There has been a lot of hype over the last two years about fixing the FCC broadband maps. The FCC has proposed a method for defining broadband coverage by asking ISPs to draw polygons on maps around areas where the ISPs have customers or could connect a new customer soon after an order is placed. The FCC touts this as a way to make ISPs report more honestly. The current FCC has dragged their feet for several years to force implementation of new reporting, but the impetus is probably finally here to get this done.

But will polygons really fix the FCC maps? Some of the worst abusers of the FCC mapping process, at least in terms of reporting imaginary coverage areas are wireless ISPs. They often claim potential coverage to places that are both distant and with no line of sight from existing towers. But how is somebody sitting at the FCC going to judge the coverage claimed by a WISP? Short of forcing WISPs to file a wireless propagation study from each transmitter, how can anybody who is not local judge claims made by any ISP? I fully expect at least some WISPs to continue to overclaim coverage areas even with reporting by polygons.

But let’s assume for argument’s sake that the polygon process forces ISPs to be more honest about coverage areas.
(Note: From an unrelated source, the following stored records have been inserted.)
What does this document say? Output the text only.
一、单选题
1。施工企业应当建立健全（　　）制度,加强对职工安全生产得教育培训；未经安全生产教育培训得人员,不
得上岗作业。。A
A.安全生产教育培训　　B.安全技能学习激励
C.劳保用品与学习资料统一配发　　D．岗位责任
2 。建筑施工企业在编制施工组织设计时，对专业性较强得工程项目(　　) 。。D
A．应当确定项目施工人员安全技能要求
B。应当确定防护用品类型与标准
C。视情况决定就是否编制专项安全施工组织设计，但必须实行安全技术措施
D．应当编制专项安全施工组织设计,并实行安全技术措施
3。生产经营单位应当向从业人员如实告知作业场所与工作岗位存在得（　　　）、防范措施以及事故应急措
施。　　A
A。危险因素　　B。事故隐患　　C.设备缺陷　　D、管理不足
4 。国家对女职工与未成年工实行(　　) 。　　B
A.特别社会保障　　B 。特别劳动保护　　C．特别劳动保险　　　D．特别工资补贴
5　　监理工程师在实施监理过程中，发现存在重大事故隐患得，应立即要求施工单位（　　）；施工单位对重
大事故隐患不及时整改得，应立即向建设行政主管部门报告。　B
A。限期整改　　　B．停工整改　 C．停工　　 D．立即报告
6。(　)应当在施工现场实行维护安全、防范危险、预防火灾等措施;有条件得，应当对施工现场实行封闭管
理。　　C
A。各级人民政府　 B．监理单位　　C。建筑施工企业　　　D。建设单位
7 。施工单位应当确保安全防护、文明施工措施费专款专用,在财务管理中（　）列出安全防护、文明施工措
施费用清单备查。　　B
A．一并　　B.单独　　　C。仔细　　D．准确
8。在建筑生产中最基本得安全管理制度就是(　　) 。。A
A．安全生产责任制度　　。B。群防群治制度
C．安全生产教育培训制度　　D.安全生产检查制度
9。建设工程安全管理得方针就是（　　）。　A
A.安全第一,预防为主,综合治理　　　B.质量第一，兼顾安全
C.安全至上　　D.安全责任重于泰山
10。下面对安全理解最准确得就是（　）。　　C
That alone ought to reclassify a whole lot of rural Census blocks as being unserved – where today claiming even one potential customer in a Census block means the FCC counts the whole block as having broadband capability.
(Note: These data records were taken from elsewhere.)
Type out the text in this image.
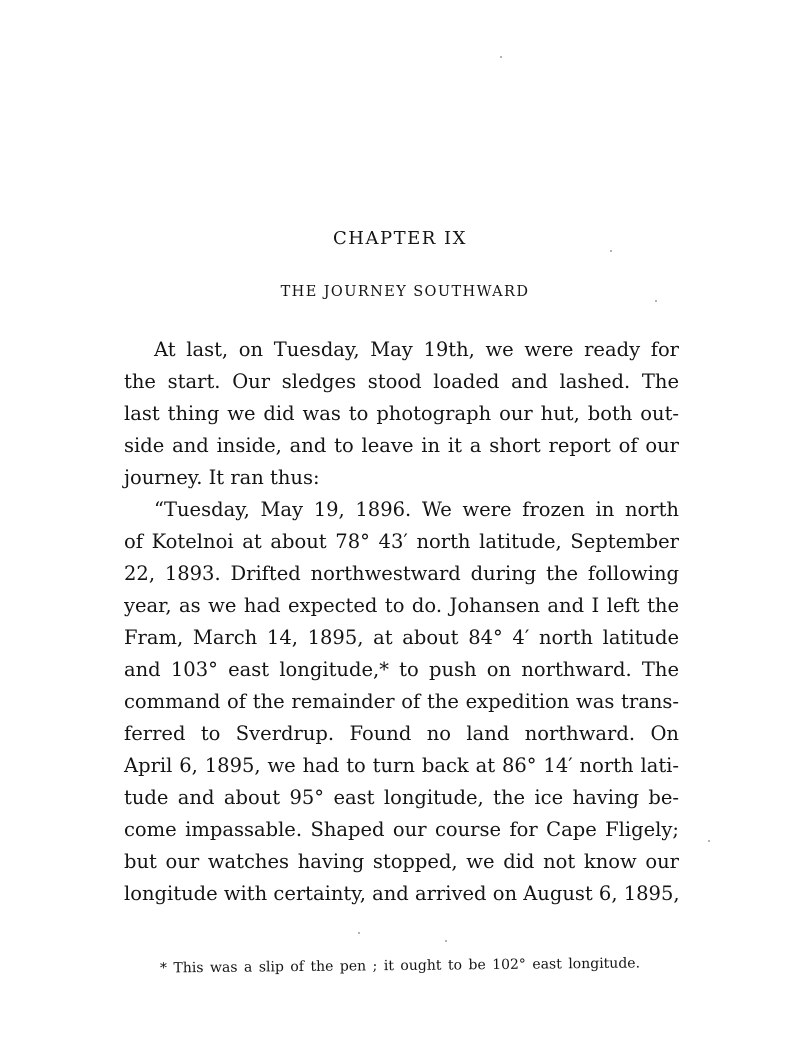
CHAPTER IX
THE JOURNEY SOUTHWARD
At last, on Tuesday, May 19th, we were ready for
the start. Our sledges stood loaded and lashed. The
last thing we did was to photograph our hut, both out-
side and inside, and to leave in it a short report of our
journey. It ran thus:
“Tuesday, May 19, 1896. We were frozen in north
of Kotelnoi at about 78° 43′ north latitude, September
22, 1893. Drifted northwestward during the following
year, as we had expected to do. Johansen and I left the
Fram, March 14, 1895, at about 84° 4′ north latitude
and 103° east longitude,* to push on northward. The
command of the remainder of the expedition was trans-
ferred to Sverdrup. Found no land northward. On
April 6, 1895, we had to turn back at 86° 14′ north lati-
tude and about 95° east longitude, the ice having be-
come impassable. Shaped our course for Cape Fligely;
but our watches having stopped, we did not know our
longitude with certainty, and arrived on August 6, 1895,
* This was a slip of the pen ; it ought to be 102° east longitude.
Unfortunately, the polygons only fix what I think is the second most important problem with the current FCC data gathering. The problem that has caused the most harm to rural households is overstated broadband speed capabilities by ISPs. ISPs of all sorts routinely lie and exaggerate the speeds they are delivering. This happens everywhere, from cities to the most rural places in the country.
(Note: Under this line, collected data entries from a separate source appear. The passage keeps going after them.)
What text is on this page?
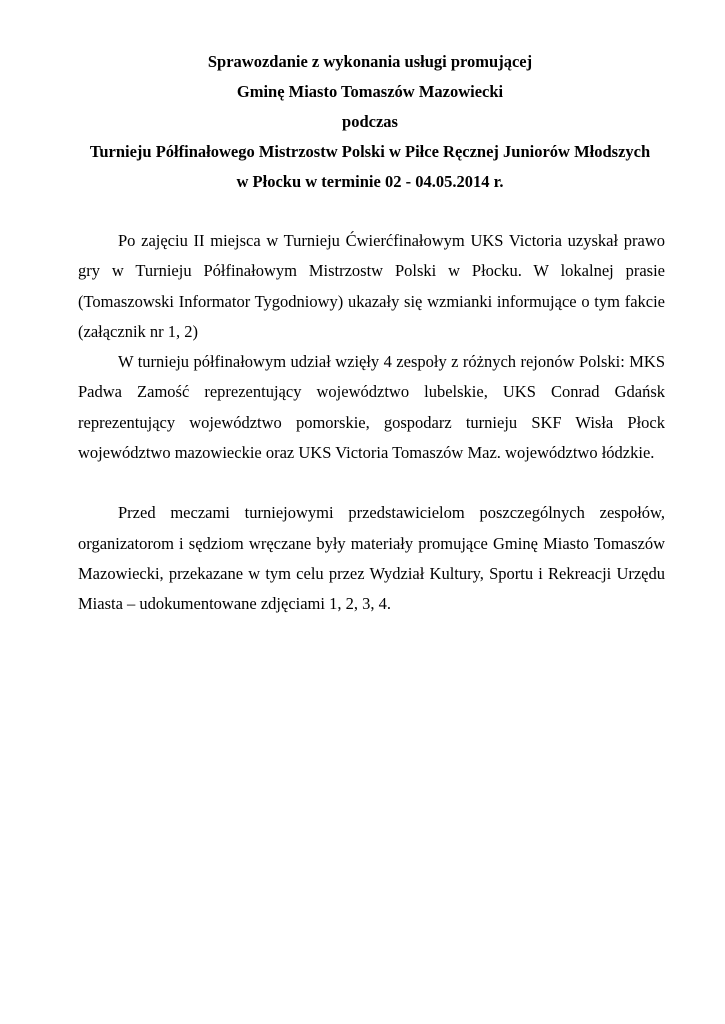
Sprawozdanie z wykonania usługi promującej
Gminę Miasto Tomaszów Mazowiecki
podczas
Turnieju Półfinałowego Mistrzostw Polski w Piłce Ręcznej Juniorów Młodszych
w Płocku w terminie 02 - 04.05.2014 r.

Po zajęciu II miejsca w Turnieju Ćwierćfinałowym UKS Victoria uzyskał prawo gry w Turnieju Półfinałowym Mistrzostw Polski w Płocku. W lokalnej prasie (Tomaszowski Informator Tygodniowy) ukazały się wzmianki informujące o tym fakcie (załącznik nr 1, 2)

W turnieju półfinałowym udział wzięły 4 zespoły z różnych rejonów Polski: MKS Padwa Zamość reprezentujący województwo lubelskie, UKS Conrad Gdańsk reprezentujący województwo pomorskie, gospodarz turnieju SKF Wisła Płock województwo mazowieckie oraz UKS Victoria Tomaszów Maz. województwo łódzkie.

Przed meczami turniejowymi przedstawicielom poszczególnych zespołów, organizatorom i sędziom wręczane były materiały promujące Gminę Miasto Tomaszów Mazowiecki, przekazane w tym celu przez Wydział Kultury, Sportu i Rekreacji Urzędu Miasta – udokumentowane zdjęciami 1, 2, 3, 4.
I speculate that the following are some of the major reasons that speeds are overstated:

  • There are ISPs who report the same speeds to the FCC that they report to customers. If an ISP tells the world on its web site and says on customer bills that it delivers speeds up to 25 Mbps, it’s not likely going to come clean on a public database like the FCC 477 and tell the truth that it’s only delivering speeds of a few Mbps.
  • I think there are ISPs that see the FCC reporting system as a form of advertising. The average citizen doesn’t know how to decipher the FCC broadband reporting, but there are half a dozen web sites that make money by telling people the broadband available in their zip code. These sites largely spit out to the public whatever is reported to the FCC (it’s hard to think how they would do anything else). I think that exaggerating speeds to the FCC likely translates into increased inquiries from potential customers.
  • It’s hard not to think that some of the big telcos exaggerate broadband speeds to keep out competition. Companies like Frontier and CenturyLink know that the FCC uses the 477 databases to establish broadband grants – so fudging the speeds can be an effective way to keep out grant money. There are huge geographic areas where these ISPs claim DSL speeds in the range of 25 Mbps where the actual speeds at customers are perhaps a few Mbps. We saw Frontier try to reclassify over 16,000 Census blocks as having speeds of 25 Mbps or faster just before the recent RDOF grants.

I’ve seen nothing in the proposed fixes to FCC mapping that is going to fix this problem. It’s impossible to think that ISPs that exaggerate broadband speeds are going to change the practice unless there are big consequences for not telling the truth. Unfortunately, the only tool the FCC has to correct speed reporting is imposing fines against ISPs. I honestly can’t see the FCC fining ISPs heavily enough to convince them to report honestly. But without enforcement, it’s highly unlikely that new FCC maps will be any better than the current ones – and the big telcos all know this.